I have a feeling that the people who work on cruise ships today probably aren’t highly paid. And they probably don’t receive the best training. They just aren’t equipped to help evacuate an entire cruise ship full of passengers in 5 hours, let alone 20 minutes. As for the captain … well it looks like the Captain just didn’t give a sh*t about the passengers. It was every man for himself. It seems like things have changed since the days when Captains went down with their ship. But at least we now know the drill. You’re on your own. It’s like New Orleans. You might be standing on your roof in the flood zone for a long time before the authorities come to the rescue.

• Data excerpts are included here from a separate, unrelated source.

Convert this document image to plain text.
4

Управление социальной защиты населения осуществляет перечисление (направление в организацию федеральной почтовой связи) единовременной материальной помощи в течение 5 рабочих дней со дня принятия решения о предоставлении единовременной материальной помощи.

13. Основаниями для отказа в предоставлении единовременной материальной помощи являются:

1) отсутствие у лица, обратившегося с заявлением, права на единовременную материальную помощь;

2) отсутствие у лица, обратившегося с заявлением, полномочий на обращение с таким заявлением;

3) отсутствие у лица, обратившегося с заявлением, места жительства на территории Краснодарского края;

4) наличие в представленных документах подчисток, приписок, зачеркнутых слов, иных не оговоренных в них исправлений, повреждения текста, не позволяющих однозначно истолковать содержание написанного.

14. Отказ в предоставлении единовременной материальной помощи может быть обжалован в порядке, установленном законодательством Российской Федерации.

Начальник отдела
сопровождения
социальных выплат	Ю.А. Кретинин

I remember seeing a TV interview with a Canadian who was working in one of the Twin Towers, in a floor above the impact zone. The elevators weren’t working. But it turned out that he had actually practiced a fire drill, and knew where the stairs were. And when he got down one staircase and discovered that it was blocked, he knew to go back to another, and try it. And when the power went out and the staircase was dark and disorienting, he pulled out his flashlight. Really? He had a flashlight in his office desk drawer? What a nerd! Bet he took lots of ribbing about that by his co-workers.

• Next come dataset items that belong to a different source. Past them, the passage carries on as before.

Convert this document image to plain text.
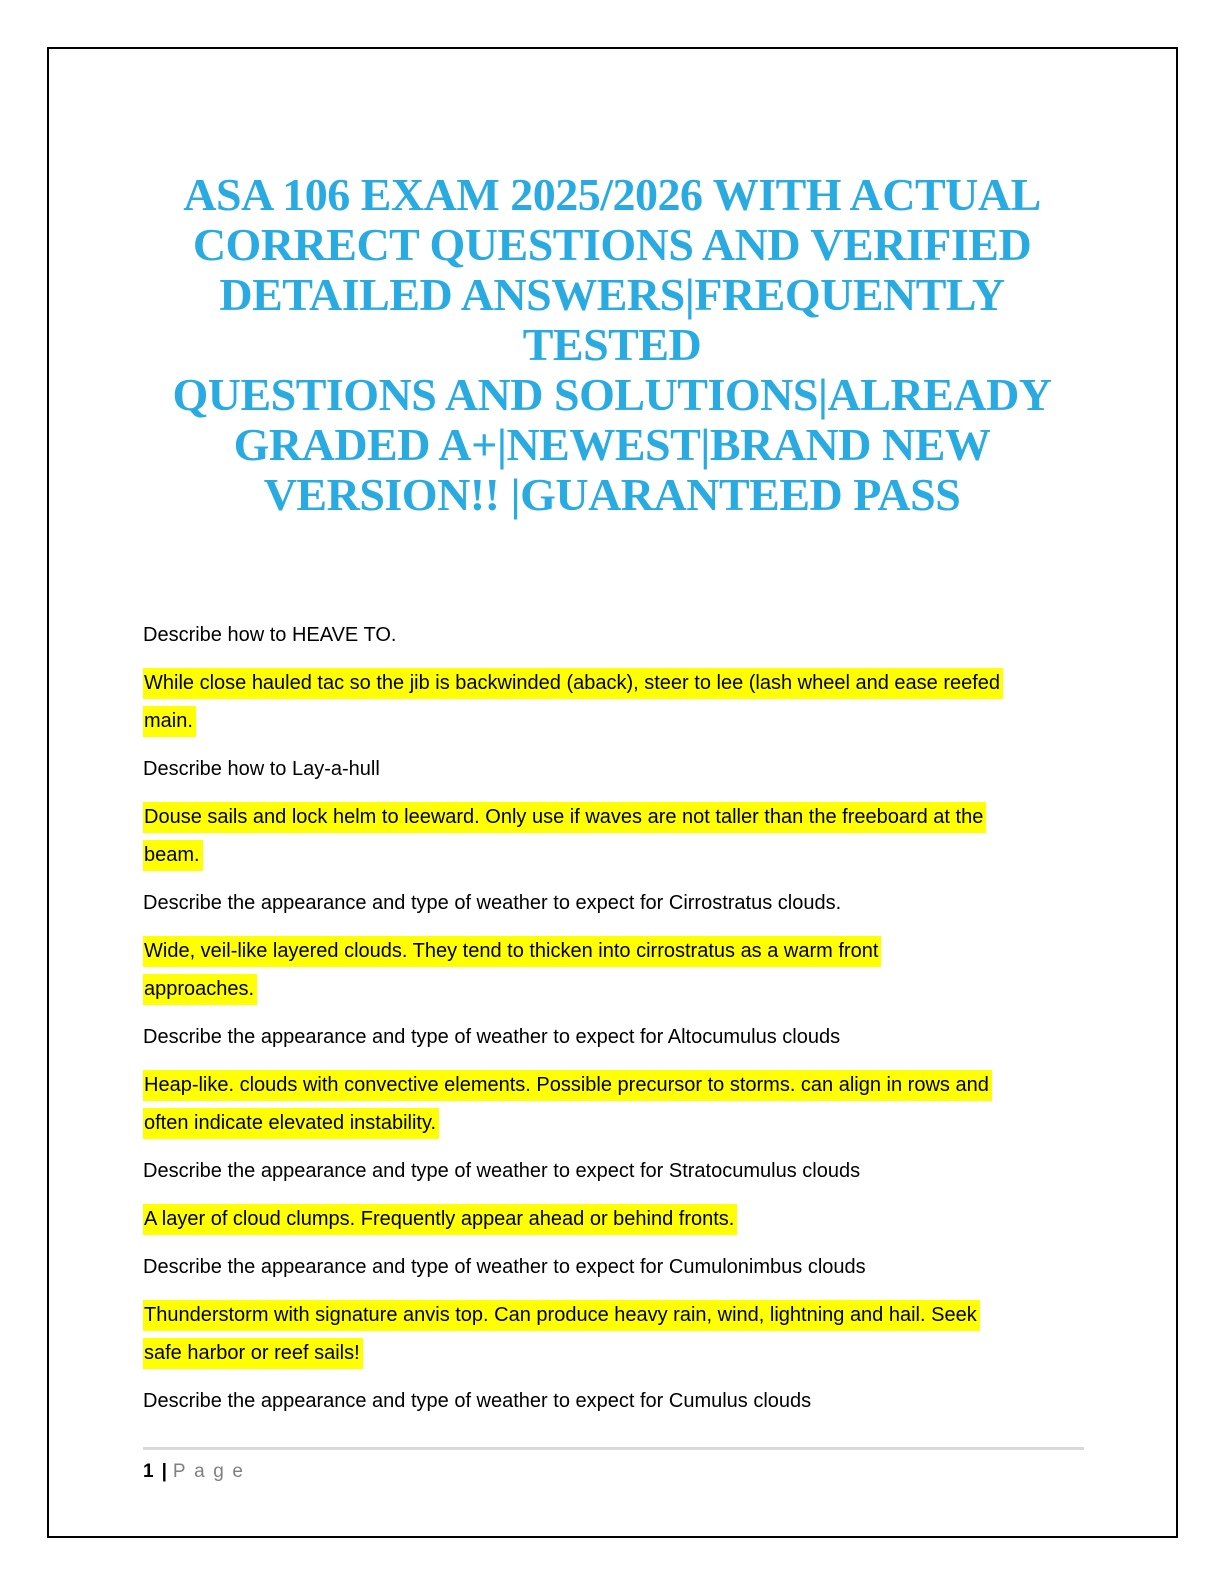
ASA 106 EXAM 2025/2026 WITH ACTUAL
CORRECT QUESTIONS AND VERIFIED
DETAILED ANSWERS|FREQUENTLY TESTED
QUESTIONS AND SOLUTIONS|ALREADY
GRADED A+|NEWEST|BRAND NEW
VERSION!! |GUARANTEED PASS
Describe how to HEAVE TO.
While close hauled tac so the jib is backwinded (aback), steer to lee (lash wheel and ease reefed
main.
Describe how to Lay-a-hull
Douse sails and lock helm to leeward. Only use if waves are not taller than the freeboard at the
beam.
Describe the appearance and type of weather to expect for Cirrostratus clouds.
Wide, veil-like layered clouds. They tend to thicken into cirrostratus as a warm front
approaches.
Describe the appearance and type of weather to expect for Altocumulus clouds
Heap-like. clouds with convective elements. Possible precursor to storms. can align in rows and
often indicate elevated instability.
Describe the appearance and type of weather to expect for Stratocumulus clouds
A layer of cloud clumps. Frequently appear ahead or behind fronts.
Describe the appearance and type of weather to expect for Cumulonimbus clouds
Thunderstorm with signature anvis top. Can produce heavy rain, wind, lightning and hail. Seek
safe harbor or reef sails!
Describe the appearance and type of weather to expect for Cumulus clouds
1 | Page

If I’m sounding like a crazy “Dwight from The Office” kind of character, well I am. Dwight is my role model, although I’m not a big fan of beets. Michelle and I don’t stay in hotels anymore, but whenever we used to, I always took the stairs. This was a pain, because hotels seem to be more concerned about security and bad people sneaking in than they seem to be about people getting out in a fire. Sometimes I would be able to get into the stairs, but then find doors locked when I tried to get out. But I had decided that if I was ever in a hotel when it caught fire I was going to know where the stairs were and where I would end up when I went down them. Michelle would take the elevator and I would take the stairs and that way if I got locked in to the stairwell Michelle would be able to find someone to let me out.
In my book, “Thriving During Challenging Times” I talk a lot about strategies, some of them big picture, some of them little picture, but always with the theme of having a “Plan B.” I once read a book about the people who survive disasters. There was common theme throughout their stories of escaping burning buildings and surviving plane crashes. They had a plan. They sat down in their seat and found out where the emergency exits were and they figured out how they were going to get to them, when there was panic and smoke and confusion. They made a plan and when the panic and smoke and confusion set in, they executed it. Air travel is safe. Most people will never, ever, need to execute a plan like this. So really, why bother?
I understand, you can’t always avoid risk. Bad things happen. I accept this. But I am not going to be taken out in some hotel fire just because I was too afraid of getting stuck in a staircase where all the doors were locked. Someone would find me before I starved to death. Michelle would wonder where I was… eventually.
I will never take a cruise. I have read way too much about the fuel they burn, and how many of them deal with their garbage and human waste. And in a world where there is still starvation and hunger, I find all-you-can-eat buffets repugnant. But if I did take a cruise, I’d be the one at the railing, on one of the lowest decks, in a life jacket… and wet suit… with a waterproof flashlight… and shark repellant … ready to abandon ship at a moments’ notice. Sounds like a fun week!